2. Lerner Shops, 478 Seventh Avenue

Lerner Shops carved ghost sign in Manhattan

“The Lerner Shops — they are in every important neighborhood in New York and in all other Eastern cities — know the coming mode just a little ahead of most other shops,” read a 1922 ad in the New York Evening World. “To carry styles that are at all times in the forefront of fashion — to have them just a little sooner than everyone else — and to keep them always in the pink of freshness — that is the Lerner policy.”

Lerner Shops was founded in 1918 by Samuel A. Lerner and Harold M. Lane in New York City. From its start as blouse manufacturer, Lerner Shops became a popular chain of women’s wear stores. Eighteen more shops opened that year.

In 1928 Lerner moved to 478 Seventh Avenue in the expanding Garment District as millinery and apparel businesses migrated uptown from Broadway below Houston Street.
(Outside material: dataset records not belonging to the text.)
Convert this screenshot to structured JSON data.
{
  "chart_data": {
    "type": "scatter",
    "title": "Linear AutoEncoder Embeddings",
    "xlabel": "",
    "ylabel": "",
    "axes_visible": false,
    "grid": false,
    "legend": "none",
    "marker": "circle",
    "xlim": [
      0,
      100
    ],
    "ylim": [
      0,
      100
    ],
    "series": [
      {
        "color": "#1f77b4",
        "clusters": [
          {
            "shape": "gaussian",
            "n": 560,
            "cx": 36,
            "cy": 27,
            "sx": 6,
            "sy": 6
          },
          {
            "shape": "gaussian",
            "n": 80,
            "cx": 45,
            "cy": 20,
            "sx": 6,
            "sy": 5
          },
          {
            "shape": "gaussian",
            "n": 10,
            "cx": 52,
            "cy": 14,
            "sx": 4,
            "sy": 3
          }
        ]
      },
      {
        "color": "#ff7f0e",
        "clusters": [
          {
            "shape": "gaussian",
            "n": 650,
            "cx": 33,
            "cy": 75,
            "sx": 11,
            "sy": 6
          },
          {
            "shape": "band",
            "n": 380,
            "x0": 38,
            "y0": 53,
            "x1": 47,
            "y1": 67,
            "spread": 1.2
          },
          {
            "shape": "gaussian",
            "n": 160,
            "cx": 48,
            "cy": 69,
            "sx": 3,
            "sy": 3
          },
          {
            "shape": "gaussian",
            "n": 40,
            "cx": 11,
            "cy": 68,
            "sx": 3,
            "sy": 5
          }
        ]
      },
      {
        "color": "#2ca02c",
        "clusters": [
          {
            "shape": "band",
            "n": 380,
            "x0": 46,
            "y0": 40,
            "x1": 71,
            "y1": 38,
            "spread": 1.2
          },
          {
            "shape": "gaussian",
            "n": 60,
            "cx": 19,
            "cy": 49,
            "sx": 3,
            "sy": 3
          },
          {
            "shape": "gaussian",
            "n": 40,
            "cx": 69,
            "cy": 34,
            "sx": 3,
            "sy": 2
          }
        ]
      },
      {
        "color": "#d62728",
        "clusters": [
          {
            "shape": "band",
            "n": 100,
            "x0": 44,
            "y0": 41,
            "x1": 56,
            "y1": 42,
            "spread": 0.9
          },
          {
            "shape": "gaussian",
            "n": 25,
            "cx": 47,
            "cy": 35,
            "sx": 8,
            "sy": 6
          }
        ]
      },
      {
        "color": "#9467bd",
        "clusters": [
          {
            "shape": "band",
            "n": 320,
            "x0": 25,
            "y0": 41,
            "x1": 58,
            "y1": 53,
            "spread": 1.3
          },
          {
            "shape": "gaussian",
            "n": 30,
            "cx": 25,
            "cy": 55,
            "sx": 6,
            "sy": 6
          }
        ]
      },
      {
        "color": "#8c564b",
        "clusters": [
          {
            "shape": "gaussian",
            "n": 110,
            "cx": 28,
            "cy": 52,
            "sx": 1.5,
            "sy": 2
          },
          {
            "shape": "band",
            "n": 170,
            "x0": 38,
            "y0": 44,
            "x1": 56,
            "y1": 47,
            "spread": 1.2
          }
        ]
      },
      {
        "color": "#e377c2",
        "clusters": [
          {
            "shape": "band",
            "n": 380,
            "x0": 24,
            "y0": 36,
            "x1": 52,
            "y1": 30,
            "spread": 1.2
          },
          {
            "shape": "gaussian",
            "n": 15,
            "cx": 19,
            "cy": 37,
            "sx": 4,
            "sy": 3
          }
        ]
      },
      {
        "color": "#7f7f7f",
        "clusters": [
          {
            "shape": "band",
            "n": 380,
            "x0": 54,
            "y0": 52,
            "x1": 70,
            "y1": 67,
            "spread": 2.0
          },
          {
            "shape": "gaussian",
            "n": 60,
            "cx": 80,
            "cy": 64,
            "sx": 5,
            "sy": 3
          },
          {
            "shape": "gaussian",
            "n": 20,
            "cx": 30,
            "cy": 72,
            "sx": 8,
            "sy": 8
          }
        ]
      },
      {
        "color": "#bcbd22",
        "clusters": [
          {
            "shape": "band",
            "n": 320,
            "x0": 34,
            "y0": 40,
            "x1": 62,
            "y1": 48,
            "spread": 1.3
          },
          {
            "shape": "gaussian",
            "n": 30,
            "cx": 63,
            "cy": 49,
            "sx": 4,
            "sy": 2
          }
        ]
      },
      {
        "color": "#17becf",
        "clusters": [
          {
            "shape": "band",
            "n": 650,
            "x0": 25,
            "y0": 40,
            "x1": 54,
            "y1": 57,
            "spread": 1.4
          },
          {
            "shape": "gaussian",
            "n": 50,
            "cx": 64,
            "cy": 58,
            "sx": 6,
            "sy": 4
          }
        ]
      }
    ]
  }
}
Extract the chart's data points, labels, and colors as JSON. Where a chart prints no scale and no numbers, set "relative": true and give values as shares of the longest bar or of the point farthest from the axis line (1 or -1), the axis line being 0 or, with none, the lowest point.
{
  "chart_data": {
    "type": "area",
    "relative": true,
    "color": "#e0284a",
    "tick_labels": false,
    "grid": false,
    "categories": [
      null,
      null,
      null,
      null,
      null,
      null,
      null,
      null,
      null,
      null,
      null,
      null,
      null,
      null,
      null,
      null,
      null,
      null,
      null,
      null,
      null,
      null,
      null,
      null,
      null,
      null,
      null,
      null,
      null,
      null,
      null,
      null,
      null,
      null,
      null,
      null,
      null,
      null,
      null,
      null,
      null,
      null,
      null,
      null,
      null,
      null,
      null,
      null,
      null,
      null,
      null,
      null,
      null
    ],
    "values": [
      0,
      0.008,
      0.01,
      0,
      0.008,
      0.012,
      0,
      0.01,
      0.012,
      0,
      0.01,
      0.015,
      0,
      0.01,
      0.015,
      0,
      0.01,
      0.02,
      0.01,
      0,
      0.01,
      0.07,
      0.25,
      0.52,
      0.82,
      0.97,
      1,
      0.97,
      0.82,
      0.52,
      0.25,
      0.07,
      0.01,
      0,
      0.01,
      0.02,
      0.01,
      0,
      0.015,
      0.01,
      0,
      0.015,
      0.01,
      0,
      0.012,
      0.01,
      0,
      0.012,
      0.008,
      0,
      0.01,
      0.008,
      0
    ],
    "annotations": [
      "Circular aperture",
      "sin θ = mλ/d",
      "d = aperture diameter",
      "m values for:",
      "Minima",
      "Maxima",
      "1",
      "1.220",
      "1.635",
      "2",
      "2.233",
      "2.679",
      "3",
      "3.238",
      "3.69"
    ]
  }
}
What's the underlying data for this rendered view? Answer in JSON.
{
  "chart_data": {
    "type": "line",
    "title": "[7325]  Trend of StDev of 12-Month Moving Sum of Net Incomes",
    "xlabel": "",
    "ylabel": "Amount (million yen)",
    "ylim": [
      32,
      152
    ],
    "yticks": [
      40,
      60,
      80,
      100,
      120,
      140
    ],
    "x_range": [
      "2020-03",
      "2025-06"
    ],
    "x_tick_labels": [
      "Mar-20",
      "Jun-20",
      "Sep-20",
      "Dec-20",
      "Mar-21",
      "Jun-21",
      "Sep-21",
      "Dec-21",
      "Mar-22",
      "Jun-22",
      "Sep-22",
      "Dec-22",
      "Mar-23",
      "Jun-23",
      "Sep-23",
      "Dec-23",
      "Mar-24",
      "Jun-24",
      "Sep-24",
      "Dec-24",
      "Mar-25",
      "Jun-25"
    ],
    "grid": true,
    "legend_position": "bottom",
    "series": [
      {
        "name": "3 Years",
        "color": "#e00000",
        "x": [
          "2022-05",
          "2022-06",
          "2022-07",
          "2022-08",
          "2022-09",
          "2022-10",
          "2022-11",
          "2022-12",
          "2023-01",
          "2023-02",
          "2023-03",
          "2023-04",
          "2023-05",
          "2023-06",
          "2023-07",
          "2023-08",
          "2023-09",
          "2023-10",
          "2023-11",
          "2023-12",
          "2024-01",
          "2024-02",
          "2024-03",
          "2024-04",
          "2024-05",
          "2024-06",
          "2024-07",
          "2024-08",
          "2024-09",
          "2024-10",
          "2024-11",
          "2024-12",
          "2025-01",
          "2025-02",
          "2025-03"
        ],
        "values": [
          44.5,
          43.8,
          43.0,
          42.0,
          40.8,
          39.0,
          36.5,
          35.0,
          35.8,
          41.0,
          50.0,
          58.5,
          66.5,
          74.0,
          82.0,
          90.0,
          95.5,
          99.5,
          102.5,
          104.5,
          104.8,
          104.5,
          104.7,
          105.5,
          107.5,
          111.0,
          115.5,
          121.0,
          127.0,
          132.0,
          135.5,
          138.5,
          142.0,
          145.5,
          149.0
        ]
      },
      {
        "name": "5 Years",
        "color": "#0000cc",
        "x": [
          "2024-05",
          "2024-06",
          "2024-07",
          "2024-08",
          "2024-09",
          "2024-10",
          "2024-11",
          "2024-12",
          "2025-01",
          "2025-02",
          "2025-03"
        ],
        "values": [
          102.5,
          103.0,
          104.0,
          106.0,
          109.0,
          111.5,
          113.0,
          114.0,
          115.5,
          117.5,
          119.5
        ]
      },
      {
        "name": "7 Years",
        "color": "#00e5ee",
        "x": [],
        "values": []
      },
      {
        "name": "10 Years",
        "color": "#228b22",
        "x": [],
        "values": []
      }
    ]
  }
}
Daytonian in Manhattan explains that bail bondsmen, then an unsavory occupation, moved into the former residential building. A restaurant on the second floor serving liquor was raided by Federal prohibition officers in December 1926.

A carved sign for Lerner Shops on the side of a stone building next to other decorative carvings including a head with a helmet

Lerner Shops renovated the building and opened a retail store on the ground floor. The front of the building was redesigned with a medieval theme that includes stone heads across the parapet. Exquisite coats of arms are mounted on either side of the roofline.

Lerner only remained in the building for two years but left behind its elaborate ghost signs. By 1985, Lerner was an 823-store chain and was acquired by The Limited. In 1992, the company changed its name to Lerner New York. The company changed its name again to New York & Company, or NY&C, in 1995.